Wednesday, April 16, 2014
- ConocoPhillips' (COP +1%) price target is raised to $85 from $80 at Oppenheimer to reflect the company's improving outlook on stronger financial and operating results (Briefing.com).
- Last week, COP reiterated its value proposition of 3%-5% compound annual growth for both production and margins, by allocating 95% of its $16B annual capex in 2014-17 on projects with greater than $30/boe margins while maintaining a dividend yield above its U.S. peers and strong financial flexibility.
- With higher production growth than other majors and a lower valuation than E&P peers, Oppenheimer says COP offers an alternative to both groups.

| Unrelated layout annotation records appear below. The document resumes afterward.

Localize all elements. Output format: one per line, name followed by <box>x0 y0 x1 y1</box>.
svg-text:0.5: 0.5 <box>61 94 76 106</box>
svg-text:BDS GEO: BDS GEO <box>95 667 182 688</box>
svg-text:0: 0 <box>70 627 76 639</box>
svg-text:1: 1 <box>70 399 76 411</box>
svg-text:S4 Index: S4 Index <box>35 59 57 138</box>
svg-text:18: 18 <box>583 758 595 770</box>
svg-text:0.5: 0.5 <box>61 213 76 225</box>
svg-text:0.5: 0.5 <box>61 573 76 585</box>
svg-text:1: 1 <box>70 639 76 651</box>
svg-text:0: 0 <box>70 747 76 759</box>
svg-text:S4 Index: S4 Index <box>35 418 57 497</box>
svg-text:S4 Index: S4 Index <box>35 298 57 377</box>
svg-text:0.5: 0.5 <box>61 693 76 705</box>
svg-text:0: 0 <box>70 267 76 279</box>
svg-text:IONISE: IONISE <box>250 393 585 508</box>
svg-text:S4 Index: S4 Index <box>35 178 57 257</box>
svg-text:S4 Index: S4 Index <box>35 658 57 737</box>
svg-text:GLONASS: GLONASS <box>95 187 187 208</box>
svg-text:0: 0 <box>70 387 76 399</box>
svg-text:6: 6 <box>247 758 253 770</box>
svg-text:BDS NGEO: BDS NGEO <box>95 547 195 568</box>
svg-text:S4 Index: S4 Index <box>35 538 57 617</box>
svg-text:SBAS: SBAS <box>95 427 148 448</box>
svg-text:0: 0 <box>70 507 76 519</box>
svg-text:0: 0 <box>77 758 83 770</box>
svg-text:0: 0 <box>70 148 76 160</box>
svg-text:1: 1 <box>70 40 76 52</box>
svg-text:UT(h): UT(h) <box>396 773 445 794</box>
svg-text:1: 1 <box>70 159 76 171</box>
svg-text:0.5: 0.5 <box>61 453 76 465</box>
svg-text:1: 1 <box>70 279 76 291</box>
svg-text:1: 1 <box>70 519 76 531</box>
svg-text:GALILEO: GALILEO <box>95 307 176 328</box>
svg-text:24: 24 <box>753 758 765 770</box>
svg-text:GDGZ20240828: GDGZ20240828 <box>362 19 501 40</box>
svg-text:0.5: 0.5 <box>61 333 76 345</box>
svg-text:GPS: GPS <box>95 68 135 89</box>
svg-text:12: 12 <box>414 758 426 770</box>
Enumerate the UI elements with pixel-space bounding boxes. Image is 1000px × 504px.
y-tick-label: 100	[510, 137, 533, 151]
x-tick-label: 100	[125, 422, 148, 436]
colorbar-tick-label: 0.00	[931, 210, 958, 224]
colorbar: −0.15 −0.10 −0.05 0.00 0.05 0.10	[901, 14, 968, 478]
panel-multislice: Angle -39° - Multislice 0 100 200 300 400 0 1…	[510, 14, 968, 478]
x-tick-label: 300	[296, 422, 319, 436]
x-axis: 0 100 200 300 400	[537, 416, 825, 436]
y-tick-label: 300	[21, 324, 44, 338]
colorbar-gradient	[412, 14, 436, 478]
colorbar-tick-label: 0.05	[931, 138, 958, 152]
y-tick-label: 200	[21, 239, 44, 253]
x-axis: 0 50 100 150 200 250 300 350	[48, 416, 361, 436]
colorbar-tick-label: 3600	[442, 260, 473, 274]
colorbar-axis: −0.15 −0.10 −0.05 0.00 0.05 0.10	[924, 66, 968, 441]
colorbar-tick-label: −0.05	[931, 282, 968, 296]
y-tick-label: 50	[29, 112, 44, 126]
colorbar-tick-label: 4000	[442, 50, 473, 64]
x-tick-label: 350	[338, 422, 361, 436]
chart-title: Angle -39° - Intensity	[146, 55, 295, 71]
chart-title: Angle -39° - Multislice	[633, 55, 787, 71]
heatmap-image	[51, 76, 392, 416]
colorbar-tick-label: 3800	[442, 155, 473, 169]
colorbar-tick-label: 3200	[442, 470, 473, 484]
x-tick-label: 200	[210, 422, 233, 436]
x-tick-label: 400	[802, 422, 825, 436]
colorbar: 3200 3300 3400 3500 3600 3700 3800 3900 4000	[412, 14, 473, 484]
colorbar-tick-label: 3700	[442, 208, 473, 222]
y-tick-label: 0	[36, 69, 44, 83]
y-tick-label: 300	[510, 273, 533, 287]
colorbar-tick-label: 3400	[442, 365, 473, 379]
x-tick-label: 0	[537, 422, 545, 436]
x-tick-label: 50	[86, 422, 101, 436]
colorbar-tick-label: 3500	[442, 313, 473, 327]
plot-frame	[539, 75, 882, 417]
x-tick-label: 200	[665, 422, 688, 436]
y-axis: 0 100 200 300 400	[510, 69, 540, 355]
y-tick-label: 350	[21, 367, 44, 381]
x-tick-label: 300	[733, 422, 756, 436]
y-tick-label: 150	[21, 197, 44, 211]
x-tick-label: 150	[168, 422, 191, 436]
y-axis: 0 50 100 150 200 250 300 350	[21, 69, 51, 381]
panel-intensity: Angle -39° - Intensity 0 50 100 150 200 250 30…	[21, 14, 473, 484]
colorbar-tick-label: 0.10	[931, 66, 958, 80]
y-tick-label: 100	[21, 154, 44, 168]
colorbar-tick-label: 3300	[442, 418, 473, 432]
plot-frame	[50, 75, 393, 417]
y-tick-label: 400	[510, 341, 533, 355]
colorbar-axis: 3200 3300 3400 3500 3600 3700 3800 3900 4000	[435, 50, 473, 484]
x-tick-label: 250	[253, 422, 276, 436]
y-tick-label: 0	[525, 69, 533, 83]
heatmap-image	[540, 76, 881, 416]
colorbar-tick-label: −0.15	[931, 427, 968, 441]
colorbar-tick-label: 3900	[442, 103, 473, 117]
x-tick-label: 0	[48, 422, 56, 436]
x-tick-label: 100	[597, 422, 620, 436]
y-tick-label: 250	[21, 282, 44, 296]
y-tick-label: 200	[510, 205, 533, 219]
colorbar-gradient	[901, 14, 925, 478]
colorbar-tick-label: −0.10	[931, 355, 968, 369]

- Precision Drilling (PDS +5.3%) is upgraded to Overweight from Underweight at Morgan Stanley, which believes the oilfield services company may double its Canadian land-drilling business over several years, benefiting from its exposure to the liquefied natural gas market which should see meaningful secular growth.
- The firm says Canadian service providers Calfrac Well Services (CFWFF) and Trican Well Services (TOLWF) also could see growth for pressure pumpers.